For clinical applications, 2 different qualities of neutrons must be distinguished by their kinetic energies, which lead to different interactions with matter. Fast neutrons (for medical purposes in the range of 1 MeV -18 MeV) essentially interact through elastic and inelastic scattering. The effect of elastically scattered neutrons on the water molecules in tissue produces recoil protons, which in turn represent the ionizing radiation that causes biological effects. Thermal neutrons (E ≤ 0.5 eV) lead to nuclear reactions. Both neutron qualities are used for cancer treatment Fast Neutron Therapy (FNT) and Boron Neutron Capture Therapy (BNCT) respectively. Already shortly after the discovery of the neutron by Chadwick in 1932 [8], their use against cancer has been proposed. Stone and Larking carried out the first treatments with FNT as early as 1938, which led to poor results [9, 10]. After very extensive radiation biological investigations, FNT restarted in the 1960s with great enthusiasm and amazing good tumor response [11]. The challenge in fast neutron therapy was the selection of the tumor entities that are expected to benefit from the differential action of high LET radiation on tissues. An evidence-based advantage of FNT over low LET irradiation has been established in clinical trials for well-differentiated salivary gland tumors [11]. However, an increased appearance of unexpected late effects on normal tissues observed after an observation period of some years was used as an argument against FNT [3]. These late severe toxicities were controlled by advanced treatment planning and optimized beam delivery (e.g. isocentric gantries, multileaf collimators, intensity modulated fast neutron therapy). Nevertheless, the bad reputation of fast neutrons was overruling the good results obtained by a rapidly decreasing number of centers and carbon ions are replacing them [12, 13]. Nowadays only one place in the world offers a fast neutron beam fulfilling all modern requirements (University of Washington Medical Cyclotron Facility).

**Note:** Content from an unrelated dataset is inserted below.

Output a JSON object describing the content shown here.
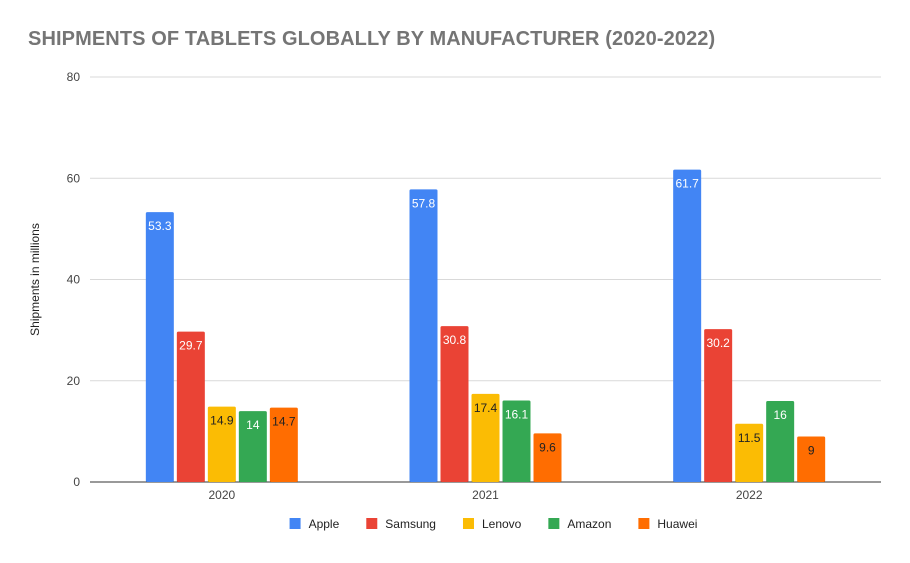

Thermal neutrons are needed for Boron Neutron Capture Therapy (BNCT). The basic idea to use neutron capture reactions in cancer treatment was published by Locher in 1936 [14]. Early BNCT trials in the 1950ies also were not leading to clinical success [15]. After successful pioneering work in Japan by Hiroshi Hatanaka using thermal neutrons at a research reactor for intraoperative BNCT [16, 17] international efforts restarted [16]. Despite promising clinical observations, the impact of BNCT has so far remained low, as the required radiation quality was only available at research reactors [18]. Recent developments in accelerator technology are now making BNCT facilities available in hospitals, marking a new and hopefully successful start for this auspicious modality. We are observing a rapidly growing number of such systems and hope to see the results of modern controlled, prospective clinical studies.